Circulating EPCs have been suggested as a pathogenic marker for MMD. Sugiyama et al. [53] directly stain the specimens of the distal ICA using antibodies of CD34, CD133, and vascular endothelial growth factor receptor-2 (VEGFR2) to localize the circulating EPCs in two adult MMD patients. Histopathological analyses showed that CD34− and VEGFR2+ cells were widely found in the thickened intima of the specimen. Nevertheless, the role of EPCS in MMD pathogenesis remains controversial. Jung et al. [54] reported that MMD patients revealed markedly decreased colony-forming unit (CFU) numbers on 7-day culture and elevated outgrowth cells during 2-month culture than control group. Similarly, decreased level of CD34+, CD133+, and KDR+ cells were noted in pediatric MMD, which were related to less tube formation and increased senescent-like phenotype [55]. Deregulation of retinaldehyde dehydrogenase 2 (RALDH2) of endothelial colony-forming cell was related to defective angiogenesis in pediatric MMD patients [56]. On the contrary, higher level of circulating EPCS was demonstrated in MMD patients [52]. Yoshihara et al. [57] found increased CD34+ cells which could attribute to neovascularization at sites of ischemic injury in MMD patients [57]. Ni et al. [58] also suggested that increased level of circulating CD34+, CXCR4+, and SDF-1α were related to MMD vasculogenesis. Heterogeneity of the ethnics, patients’ age, and experimental methods could lead to controversial results among the studies; therefore, further researches are required to yield the EPCs’ role in MMD pathogenesis [10].

MMD is characterized by the proliferation of SMC in the affected arteries. Accordingly, isolation of specific smooth muscle progenitor cells (SPCs) and its differentially expressed genes (DEG) analyses can be a dynamic model for MMD research [49]. Kang et al. [59] purified SPCs from peripheral blood in MMD patients (n = 25) and investigated DEGs. The SPC outgrowth cells in MMD patients revealed higher expression of alpha-smooth muscle actin, myosin heavy chain and calponin, and lower expression of CD 31 with more irregular and thickened tubules of SPCs than healthy control group. DEG analyses also showed increased expressed gene related to cell adhesion, cell migration, immune response, and vascular development in MMD SPCs. Further studies to identify relationship to specific change of SPCs in MMD pathogenesis are needed [60].

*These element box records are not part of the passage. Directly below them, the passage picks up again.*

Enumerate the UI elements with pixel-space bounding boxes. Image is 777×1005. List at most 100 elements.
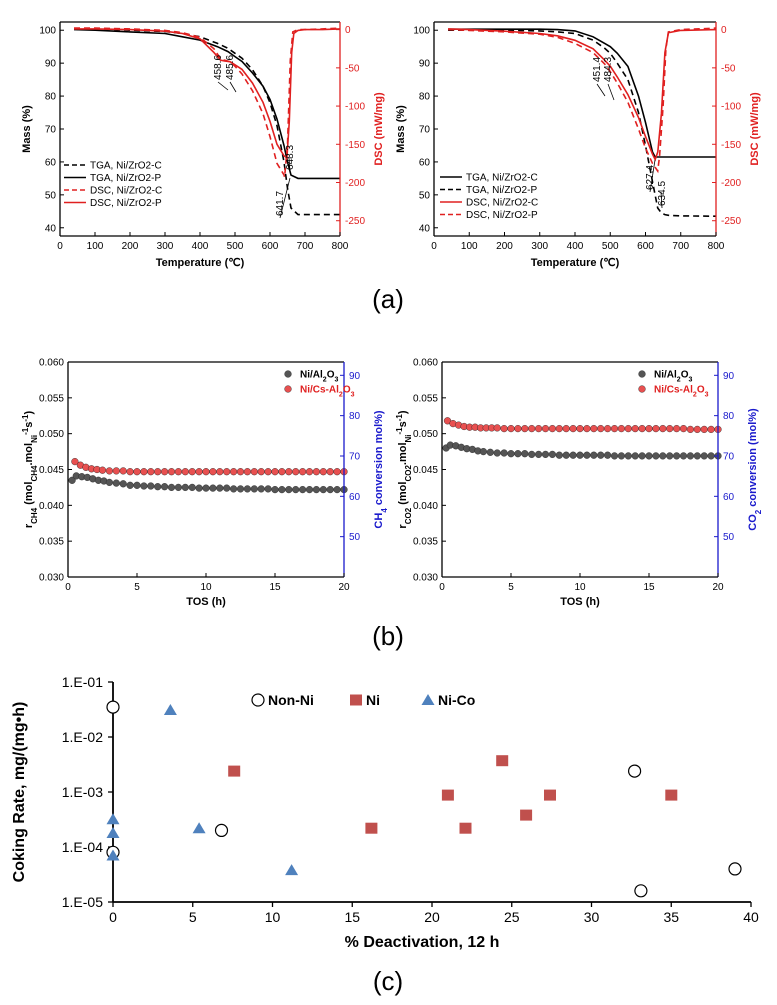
data-point-1 <box>672 452 681 460</box>
legend-label: Non-Ni <box>268 692 314 708</box>
y2-tick-label: 50 <box>723 532 735 543</box>
y-tick-label: 50 <box>419 190 431 201</box>
data-point-1 <box>257 485 265 493</box>
x-tick-label: 15 <box>269 582 281 593</box>
data-point-2 <box>278 468 286 476</box>
legend-marker-non-ni <box>251 693 265 707</box>
data-point-2 <box>666 425 674 433</box>
data-point-2 <box>590 425 598 433</box>
y-tick-label: 0.055 <box>413 393 438 404</box>
legend-marker <box>638 370 646 378</box>
data-point-1 <box>521 450 529 458</box>
data-point-1 <box>514 450 522 458</box>
legend-label: DSC, Ni/ZrO2-C <box>466 198 538 209</box>
data-point-1 <box>528 450 536 459</box>
data-point-2 <box>528 425 536 433</box>
annotation-label: 484.3 <box>603 57 614 82</box>
data-point-2 <box>686 425 695 434</box>
legend-label: Ni <box>366 692 380 708</box>
y-tick-label: 60 <box>45 157 57 168</box>
data-point-1 <box>119 480 127 488</box>
data-point-1 <box>319 486 327 494</box>
data-point-2 <box>514 425 522 433</box>
data-point-1 <box>638 452 646 460</box>
y2-tick-label: 0 <box>345 25 351 36</box>
data-point-ni <box>665 789 678 801</box>
data-point-1 <box>493 449 501 457</box>
y2-axis-label: DSC (mW/mg) <box>749 92 761 166</box>
data-point-2 <box>161 468 169 476</box>
x-axis-label: TOS (h) <box>560 596 600 608</box>
legend-label: TGA, Ni/ZrO2-C <box>466 173 538 184</box>
data-point-1 <box>500 449 508 457</box>
panel-label-c: (c) <box>373 966 403 996</box>
data-point-ni <box>228 765 241 777</box>
data-point-1 <box>479 448 488 456</box>
data-point-2 <box>541 425 550 433</box>
data-point-1 <box>223 484 231 492</box>
data-point-2 <box>126 468 134 476</box>
data-point-non-ni <box>106 700 120 714</box>
data-point-2 <box>603 425 612 433</box>
data-point-ni-co <box>163 704 177 715</box>
data-point-1 <box>312 486 321 494</box>
data-point-1 <box>230 485 238 493</box>
data-point-ni <box>365 822 378 834</box>
legend-marker-ni-co <box>421 694 435 705</box>
x-tick-label: 600 <box>637 241 654 252</box>
data-point-2 <box>555 425 563 433</box>
x-tick-label: 10 <box>200 582 212 593</box>
data-point-ni-co <box>285 864 299 876</box>
data-point-2 <box>507 425 515 433</box>
legend-marker <box>284 385 292 393</box>
plot-area <box>442 362 718 577</box>
y2-axis-label: CO2 conversion (mol%) <box>747 408 763 531</box>
y-tick-label: 0.055 <box>39 393 64 404</box>
data-point-2 <box>569 425 577 433</box>
series-line-3 <box>74 27 341 178</box>
data-point-1 <box>562 451 570 459</box>
y-tick-label: 0.045 <box>39 465 64 476</box>
y-axis-label: Mass (%) <box>395 105 407 153</box>
y2-tick-label: -250 <box>345 216 365 227</box>
data-point-2 <box>133 468 141 476</box>
series-line-3 <box>448 28 717 162</box>
y2-tick-label: 80 <box>349 411 361 422</box>
data-point-2 <box>202 468 210 476</box>
x-tick-label: 400 <box>567 241 584 252</box>
legend-label: DSC, Ni/ZrO2-P <box>90 198 162 209</box>
data-point-ni-co <box>192 822 206 834</box>
data-point-1 <box>161 483 169 491</box>
y2-tick-label: -150 <box>345 140 365 151</box>
x-tick-label: 200 <box>496 241 513 252</box>
data-point-1 <box>236 485 245 493</box>
y2-tick-label: 60 <box>723 492 735 503</box>
legend-marker-ni <box>350 694 362 706</box>
data-point-2 <box>500 425 508 433</box>
panel-label-a: (a) <box>372 284 404 314</box>
legend-label: TGA, Ni/ZrO2-P <box>466 185 537 196</box>
x-tick-label: 600 <box>262 241 279 252</box>
data-point-2 <box>631 425 639 433</box>
data-point-1 <box>202 484 210 492</box>
data-point-2 <box>326 468 334 476</box>
data-point-1 <box>305 486 314 494</box>
data-point-1 <box>216 484 224 492</box>
annotation-arrow <box>229 81 237 93</box>
panel-a: 0 100 200 300 400 500 600 700 800405060708090100… <box>21 21 761 314</box>
data-point-1 <box>693 452 701 460</box>
data-point-2 <box>659 425 667 433</box>
data-point-1 <box>700 452 708 460</box>
x-axis-label: Temperature (℃) <box>156 257 245 269</box>
x-tick-label: 300 <box>531 241 548 252</box>
data-point-1 <box>105 478 114 487</box>
data-point-2 <box>597 425 605 433</box>
x-tick-label: 0 <box>439 582 445 593</box>
x-tick-label: 30 <box>584 909 600 925</box>
annotation-arrow <box>596 83 606 97</box>
x-axis-label: Temperature (℃) <box>531 257 620 269</box>
data-point-ni <box>496 755 509 767</box>
data-point-1 <box>603 451 612 459</box>
x-tick-label: 700 <box>297 241 314 252</box>
data-point-2 <box>112 467 120 475</box>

Two studies for identifying CSF biomarkers have been published using surface-enhanced laser desorption/ionization time-of-flight mass spectrometry (SELDI-TOF-MS) and metabolomics [61, 62]. Maruwaka et al. [61] reported increased three peptides of 4,473 Da, 4,475 Da, and 6,253 Da in 20 MMD patients (11 pediatric and 9 adult cases) by SELDI-TOF-MS. In particular, 4,473 Da peptide showed high correlation to postoperative angiogenesis and higher peak in younger MMD patients. Although precise role of 4,473 Da peptide remains unclear, they thought that 4,473 Da peptide could be related to anti-hypoxic effect or inflammation degree in MMD pathogenesis [61]. Jeon et al. [62] compared the CSF metabolites of adult bilateral MMD than those of unilateral MMD and atherosclerosis using a hydrogen-1 nuclear magnetic resonance spectroscopy. Bilateral MMD revealed higher level of glutamine than atherosclerotic stenosis. Considering the association between increased glutamine and intima-media thickness of the carotid and coronary artery disease [63], they postulated that increased glutamine in MMD could be related to more an abnormal SMC proliferation and intima thickness than atherosclerotic stenotic disease, although precise mechanisms is not well understood [62].

Several studies have illustrated MMD and concurrent autoimmune diseases, in particular thyroid diseases [64–66]. T-cell dysregulation [64] or increased sensitivity to the sympathetic nervous system of the vessel [65] has been suggested as pathomechanisms of the abnormal SMC proliferation and collateral vessel formation in MMD. Kim et al. [66] found that thyroid autoantibodies were significantly increased in MMD patients. They postulated that immune aberrancies related to thyroid autoimmunity may have a role in MMD pathogenesis. Recently, Chen et al. [67] reported that overall autoimmune diseases were significantly highly observed in unilateral MMD than bilateral MMD. Nevertheless, the actual pathogenic mechanisms of the autoimmune diseases in the development of MMD are still poorly understood. Accordingly, studies about autoimmune mechanism in MMD development, in particular the role of elevated thyroid autoantibodies in MMD development and progression, and its therapeutic target, are needed further [66, 68].